Non esistevano forme di pena detentiva. La pena più comune era la bastonatura, normalmente applicata ai reati meno gravi. Le pene gravi potevano essere punite con la deportazioni e i lavori forzati, la cui durata era variabile, oppure con la mutilazione (taglio del naso, delle orecchie o di entrambi). La pena capitale, che poteva essere decisa solamente dal visir, non era applicata di frequente, pur essendo riservata solo ai crimini considerati peggiori: la ribellione e l'adulterio femminile.[9]
Delle fiabe egiziane che narrano di donne adultere dicono esplicitamente come esse vengono punite: in una storia si dice che la moglie di Anubi fu picchiata e gettata in pasto alle bestie, mentre un'altra storia dice che un'altra adultera moglie di un sacerdote lettore fu scorticata viva sotto gli occhi del faraone.[senza fonte]
A seguito della conquista dell'Egitto prima da parte dei greci e poi dei romani, la giustizia egiziana non scomparve, ma venne affiancata dalle norme dei conquistatori.
Il pane era l'alimento principale della popolazione, al punto che esistevano quindi parole diverse per indicarlo, almeno quaranta varianti come forma e tre tipi differenti di farina. Ogni famiglia si occupava di cucinare il proprio pane dopo essere stata fornita di farina, anche se le fonti fanno intendere che il faraone e i suoi funzionari lo distribuissero in determinate ricorrenze o festività.
Erano anche grandi mangiatori di carne, anche se questa doveva essere distribuita tra più famiglie o destinata ai banchetti dei nobili. Tra le carni scelte il bue principalmente, mentre la vacca era ritenuta troppo preziosa per essere mangiata, quindi anatre, oche, gru. Inoltre, si tenevano delle battute di caccia per la selvaggina: orice, gazzelle, antilopi.[11]
Conosciuto anche l'utilizzo di frutta e verdura. I poveri avevano a disposizione cipolle, legumi (fave, piselli, ceci) e aglio, quest'ultimo molto apprezzato anche nelle classi alte. I frutti più comuni erano fichi e datteri; in epoca Hyksos vennero introdotti anche mele, melograni e olive, anche se l'olio era maggiormente, anche se non solo, utilizzato per l'illuminazione, mentre pere, pesche, mandorle e ciliegie apparvero solo in epoca romana.
Nonostante la presenza di vacche allevate, il latte era considerato una rarità.
La birra era la bevanda quotidiana assieme al pane, fatta con farina d'orzo e addolcita con datteri e miele, che ne aumentava la gradazione alcolica. Altra bevanda utilizzata era il vino, sia di coltivazione locale sia di importazione dalla Siria, che era considerato più pregiato.

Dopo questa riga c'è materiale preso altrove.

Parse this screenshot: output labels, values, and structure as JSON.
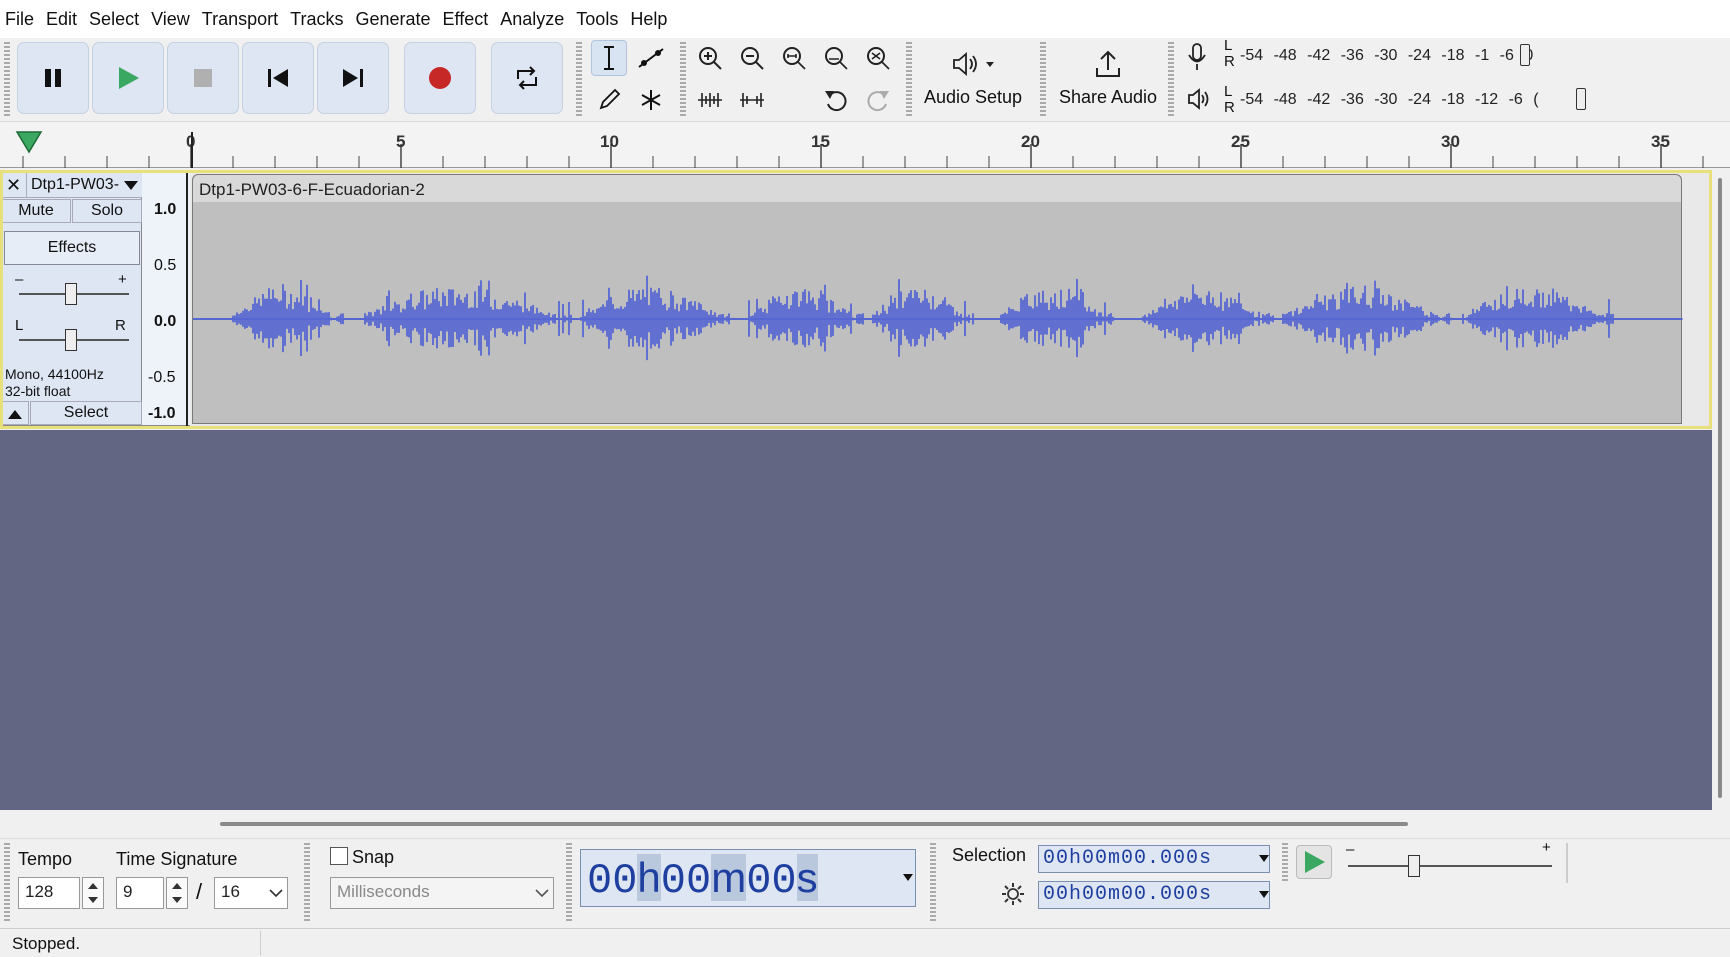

Altre bevande alcoliche venivano ricavate dalla fermentazione della frutta (datteri, fichi o melograno).[12]
I vestiti erano solitamente in lino e molto semplici: un perizoma annodato in vita o un gonnellino corto per gli uomini, una veste corta con bretelle e annodata sotto il seno per le donne. Le classi abbienti si distinguevano per la presenza di gioielli in oro, soprattutto bracciali, orecchini e collari anche con pietre preziose. Le classi medie utilizzavano gioielli, ma in ceramica o bronzo.
Nel corso del tempo, le classi più abbienti aumentarono la quantità di stoffa da indossare per distinguersi dai lavoratori: il gonnellino divenne a sbuffo e si coprirono anche le spalle e le braccia, anche se nel periodo tardo tornò di moda l'austerità dei primi gonnellini, utilizzati sempre dalla classe bassa senza modifiche per tremila anni.[13]

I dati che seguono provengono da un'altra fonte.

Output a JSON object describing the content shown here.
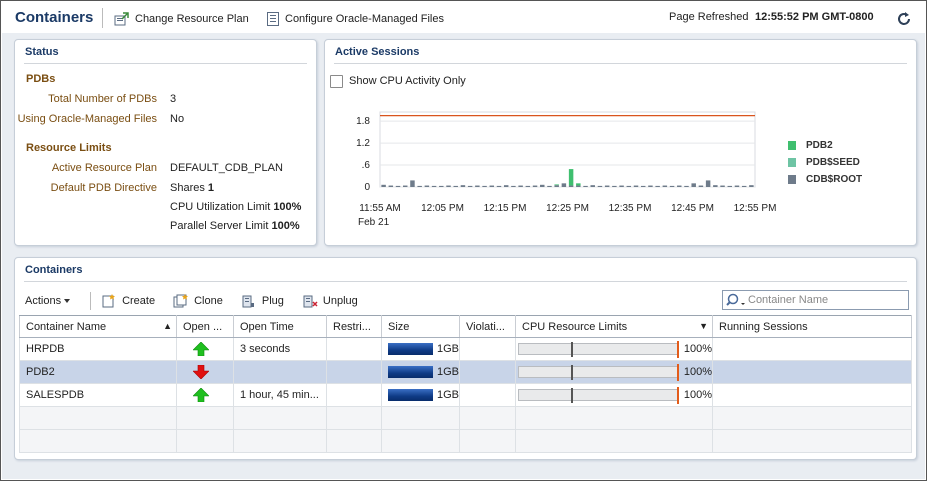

Non esistevano grandi tipologie di calzature, dato che la maggior parte delle persone usava andare scalza. L'unica era il sandalo, con suola di cuoio, papiro o foglie di palma, che costituiva un simbolo di benessere. Particolari sono i sandali del Faraone: sotto le suole erano disegnati i nemici del regno, in modo che venissero calpestati continuamente durante il cammino.[14]